(concurring specially).
In 2009, Torey Jones pleaded guilty to attempted murder and received a 20-year sentence. He filed a Rule 32, Ala. R.Crim. P., petition in 2013, claiming that he actually had agreed to a split sentence (five years in prison followed by five years on probation). See § 15-18-8, Ala.Code 1975. Jones claimed that had he known he would be sentenced to 20 years rather than the split sentence, he would not have pleaded guilty. The trial court summarily dismissed his petition, and the Court of Criminal Appeals affirmed the dismissal.
Jones did not appeal his 2009 sentence. Thus, we have no transcript from the trial proceedings to verify his claims. The record on appeal in this Rule 32 proceeding contains what appear to be four pages from the original trial proceedings. In one of those pages the trial judge states: “I will give him a five-year split, I believe, on a 20, followed by five years’ probation.” No transcript of the actual sentencing hearing (held at a later date) appears in the record on appeal. Therefore, the ultimate significance of the trial judge’s statement is impossible to discern.

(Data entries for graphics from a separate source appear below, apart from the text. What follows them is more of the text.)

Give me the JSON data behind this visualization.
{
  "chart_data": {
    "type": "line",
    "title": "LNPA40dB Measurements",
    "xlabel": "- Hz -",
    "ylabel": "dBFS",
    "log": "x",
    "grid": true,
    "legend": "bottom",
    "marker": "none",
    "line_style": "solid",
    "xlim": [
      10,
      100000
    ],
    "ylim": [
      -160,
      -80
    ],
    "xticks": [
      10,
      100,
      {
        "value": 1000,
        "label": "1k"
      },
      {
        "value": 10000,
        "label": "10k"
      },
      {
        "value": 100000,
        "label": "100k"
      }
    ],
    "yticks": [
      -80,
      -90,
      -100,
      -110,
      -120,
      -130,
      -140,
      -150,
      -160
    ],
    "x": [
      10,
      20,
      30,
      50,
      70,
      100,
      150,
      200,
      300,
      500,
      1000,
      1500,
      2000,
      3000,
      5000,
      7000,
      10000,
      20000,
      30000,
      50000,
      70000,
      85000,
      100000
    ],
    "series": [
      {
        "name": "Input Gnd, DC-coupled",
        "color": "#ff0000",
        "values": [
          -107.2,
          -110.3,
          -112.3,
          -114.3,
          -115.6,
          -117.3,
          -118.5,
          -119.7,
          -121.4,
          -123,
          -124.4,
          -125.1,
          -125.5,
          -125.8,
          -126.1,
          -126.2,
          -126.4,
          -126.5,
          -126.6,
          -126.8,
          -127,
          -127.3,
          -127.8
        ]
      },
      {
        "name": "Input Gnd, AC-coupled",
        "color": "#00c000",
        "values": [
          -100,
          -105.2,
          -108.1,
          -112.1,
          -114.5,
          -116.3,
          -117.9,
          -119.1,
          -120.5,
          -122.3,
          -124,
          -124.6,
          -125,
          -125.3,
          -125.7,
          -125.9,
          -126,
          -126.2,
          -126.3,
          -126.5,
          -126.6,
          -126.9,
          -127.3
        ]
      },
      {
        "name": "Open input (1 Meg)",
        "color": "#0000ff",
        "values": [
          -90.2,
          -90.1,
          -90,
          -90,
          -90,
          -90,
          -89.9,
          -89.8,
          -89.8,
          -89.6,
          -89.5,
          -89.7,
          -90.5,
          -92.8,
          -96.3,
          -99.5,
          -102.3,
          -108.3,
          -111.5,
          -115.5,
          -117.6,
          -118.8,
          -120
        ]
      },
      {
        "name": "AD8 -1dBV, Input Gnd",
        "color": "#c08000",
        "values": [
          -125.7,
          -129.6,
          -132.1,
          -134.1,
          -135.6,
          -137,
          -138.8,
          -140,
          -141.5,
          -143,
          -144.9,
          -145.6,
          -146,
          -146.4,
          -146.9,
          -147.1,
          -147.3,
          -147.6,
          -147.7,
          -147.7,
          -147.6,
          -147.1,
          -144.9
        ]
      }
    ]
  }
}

In his Rule 32 petition, Jones stated as a ground for relief: “Guilty plea was involuntarily given, due to erroneous legal advice.” On appeal, however, he argues that he voluntarily pleaded guilty, understanding that he would receive a split sentence but that he wrongly was sentenced to 20 years in prison. Whether his attorney or the trial judge misled him, if at all, is impossible to tell in the absence of the transcript of the sentencing hearing, which he does not provide. Although a district attorney is obligated to offer a freely bargained plea agreement to the court for its consideration, the trial court itself is not bound by the agreement. See Ex parte Yarber, 437 So.2d 1330, 1336 (Ala.1983); Rule 14.3(b), Ala. R.Crim. P. Furthermore, although a defendant “would not be precluded from raising, in a timely filed post-conviction proceeding, the question of the voluntariness of the guilty plea,” Cantu v. State, 660 So.2d 1026, 1029 (Ala.1995), Jones’s petition, filed four years after the expiration of the time for filing an appeal of his sentence, is indeed untimely. Rule 32.2(c), Ala. R.Crim. P.
Insofar as Jones claims that his sentence is illegal, I note that “a challenge to an illegal sentence is jurisdictional and can be raised at any time.” Ginn v. State, 894 So.2d 793, 796 (Ala.Crim.App.2004). However, Jones’s 20-year sentence for attempted murder, a Class A felony, § 13A-4-2(d)(l), Ala.Code 1975, falls within the *167statutory range of punishment for that offense. See § 13A-5-6, Ala.Code 1975.
For the reasons stated, I concur in denying Jones’s petition.for a writ of certio-rari.